AncientDoc: Benchmarking Vision-Language Models on Chinese Ancient Documents

📖 Introduction

Chinese ancient documents are invaluable carriers of history and culture, but their visual complexity, linguistic variety, and lack of benchmarks make them challenging for modern Vision-Language Models (VLMs).
We introduce AncientDoc, the first benchmark designed for evaluating VLMs on Chinese ancient documents, covering the full pipeline from OCR to knowledge reasoning.

5 Tasks: Page-level OCR, Vernacular Translation, Reasoning-based QA, Knowledge-based QA, Linguistic Variant QA
14 Categories: 100+ books, ~3,000 pages across dynasties from Warring States to Qing
Rich Annotations: OCR + semantic translation + multi-level QA pairs
Comprehensive Evaluation: CER, Precision/Recall/F1, CHRF++, BERTScore, and human-aligned GPT-4o scoring

🏛 Dataset Overview

Source: Digitized ancient documents from Harvard Library and others
Dynasty Coverage: From Warring States, Han, Tang, Song, Ming to Qing
Category Coverage: 14 semantic categories (e.g., collected works, Chuci-style poetry, medicine, astronomy, literary criticism, art)
Total Size: ~3,000 page images, with annotations across five tasks

🧩 Task Definition

Page-level OCR – extract complete text in correct reading order (vertical right-to-left, with annotations).
Vernacular Translation – translate classical Chinese into modern vernacular.
Reasoning-based QA – infer implicit meanings, causality, and ideology.
Knowledge-based QA – answer factual and cultural questions from texts.
Linguistic Variant QA – recognize rhetorical devices, stylistic features, and literary styles.

📊 Evaluation Metrics

OCR Task: CER, Char Precision/Recall/F1
Translation & QA Tasks: CHRF++, BERTScore (BS-F1)
LLM-as-a-Judge: GPT-4o scoring aligned with human ratings

🚀 Baseline Results

We evaluate open-source (Qwen2.5-VL, InternVL, LLaVA, etc.) and closed-source (GPT-4o, Gemini2.5-Pro, Doubao-V2, etc.) VLMs.
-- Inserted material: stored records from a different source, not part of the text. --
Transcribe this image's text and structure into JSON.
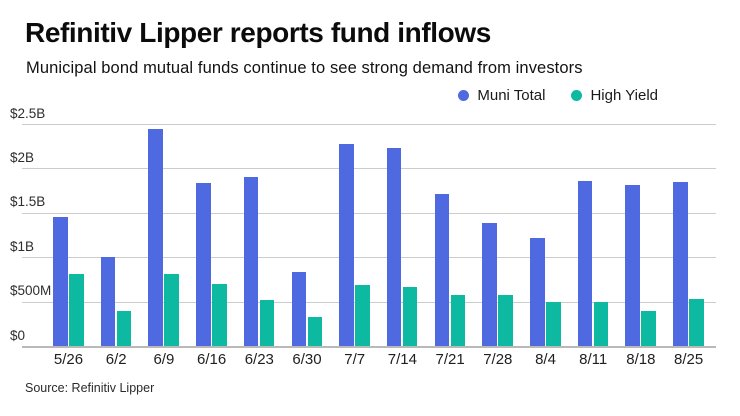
{
  "header": {
    "title": "Refinitiv Lipper reports fund inflows",
    "subtitle": "Municipal bond mutual funds continue to see strong demand from investors"
  },
  "legend": [
    {
      "label": "Muni Total",
      "color": "#4f6ae1",
      "swatch_icon": "circle-dot-icon"
    },
    {
      "label": "High Yield",
      "color": "#0eb9a1",
      "swatch_icon": "circle-dot-icon"
    }
  ],
  "source_note": "Source: Refinitiv Lipper",
  "chart_data": {
    "type": "bar",
    "title": "Refinitiv Lipper reports fund inflows",
    "subtitle": "Municipal bond mutual funds continue to see strong demand from investors",
    "unit": "USD millions",
    "categories": [
      "5/26",
      "6/2",
      "6/9",
      "6/16",
      "6/23",
      "6/30",
      "7/7",
      "7/14",
      "7/21",
      "7/28",
      "8/4",
      "8/11",
      "8/18",
      "8/25"
    ],
    "series": [
      {
        "name": "Muni Total",
        "color": "#4f6ae1",
        "values": [
          1450,
          1000,
          2440,
          1840,
          1900,
          835,
          2270,
          2230,
          1710,
          1390,
          1220,
          1860,
          1810,
          1850
        ]
      },
      {
        "name": "High Yield",
        "color": "#0eb9a1",
        "values": [
          810,
          390,
          815,
          700,
          520,
          325,
          685,
          660,
          580,
          575,
          500,
          500,
          400,
          530
        ]
      }
    ],
    "xlabel": "",
    "ylabel": "",
    "ylim": [
      0,
      2500
    ],
    "yticks": [
      {
        "value": 0,
        "label": "$0"
      },
      {
        "value": 500,
        "label": "$500M"
      },
      {
        "value": 1000,
        "label": "$1B"
      },
      {
        "value": 1500,
        "label": "$1.5B"
      },
      {
        "value": 2000,
        "label": "$2B"
      },
      {
        "value": 2500,
        "label": "$2.5B"
      }
    ],
    "grid": true,
    "legend_position": "top-right",
    "source": "Source: Refinitiv Lipper"
  }
}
OCR: Gemini2.5-Pro achieves lowest CER (32.03)
Translation: Gemini2.5-Pro leads with BS-F1 72.5
Reasoning QA: Qwen2.5-VL-72B shows strongest implicit reasoning
Knowledge QA: GPT-4o achieves best factual QA performance
Variant QA: GPT-4o & Gemini2.5-Pro excel in stylistic recognition

---

Data Format

Each JSONL file contains:

{
  "image": "class/book/page_001.png",
  "task": "OCR",
  "question": "Please extract the text...",
  "answer": "夫天之所..."
}

📌 Citation

If you use AncientDoc in your research, please cite:

@article{yu2025benchmarking,
  title={Benchmarking Vision-Language Models on Chinese Ancient Documents: From OCR to Knowledge Reasoning},
  author={Haiyang Yu, Yuchuan Wu, Fan Shi, Lei Liao, Jinghui Lu, Xiaodong Ge, Han Wang, Minghan Zhuo, Xuecheng Wu, Xiang Fei, Hao Feng, Guozhi Tang, An-Lan Wang, Hanshen Zhu, Yangfan He, Quanhuan Liang, Liyuan Meng, ChaoFeng, Can Huang, Jingqun Tang, Bin Li},
  journal={arXiv preprint arXiv:2509.09731},
  year={2025}
}

🔗 Resources

📂 Dataset: HuggingFace Link
📑 Paper: arXiv Link
🤖 Baseline Models: Weights & Logs

Data License

The AncientDoc dataset runs under the CC0 license.